I'm lamenting.  I just don't understand how things happen.  Why? Always try to remember that it's not always about me. I know I've said this before but I have to believe that to keep going sometimes. I look back in my Bible for verses I grew up with for comfort. Verses like: Proverbs 3:5-6, Romans 3:28, John 14:27, 

Psalm 34:17-22
The righteous cry out, and the LORD hears them;    
he delivers them from all their troubles.
The LORD is close to the brokenhearted     
and saves those who are crushed in spirit.
A righteous man may have many troubles,     
but the LORD delivers him from them all;
he protects all his bones, not one of them will be broken.
Evil will slay the wicked;     
the foes of the righteous will be condemned.
The LORD redeems his servants;     
no one will be condemned who takes refuge in him.

                                                                                                                       ...the list goes on.

As I drive to work I have too much time to think...so I listen....and cry....


During the day, I try my best to keep busy with my work and hide how I feel.  I try to prevent distractions with my headphones belting out my favorite gospel tunes to get me through my day. Then I go home.....

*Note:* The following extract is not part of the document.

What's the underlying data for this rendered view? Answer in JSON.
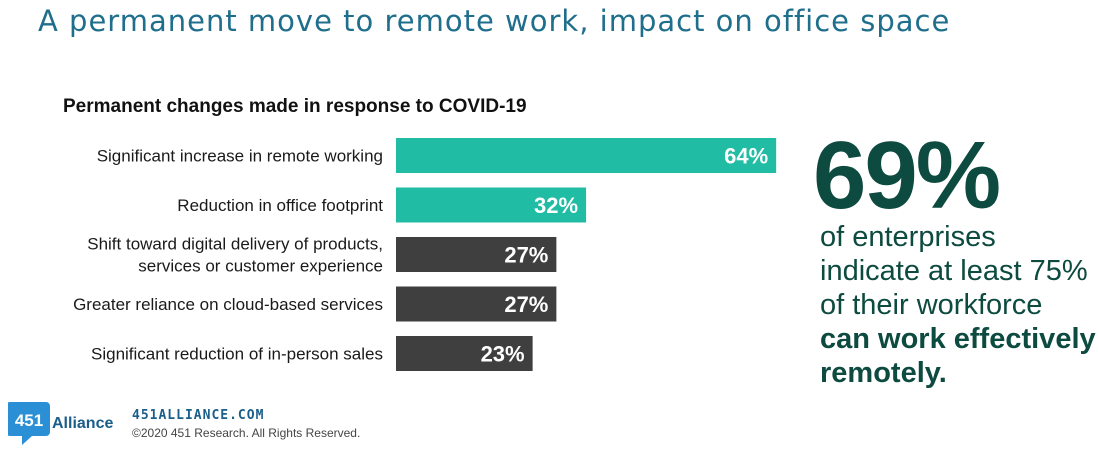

I am very thankful that God has given me Furman to help me get through the good and the bad. I don't know how I would handle some things alone.  I really don't.  Ok Ok...let me correct myself...because I know that I am never alone when I have God....but you know what I mean! 

Thank you Furman.   It may not seem like it sometimes, but you do help keep me together.

The weekend, has passed.  The weeks ahead...gonna keep on keeping on!

It makes me feel a bit better to write...so that's what i'm doing.  Now you see..... everything isn't all roses all the time. But, we persevere!  WWJD?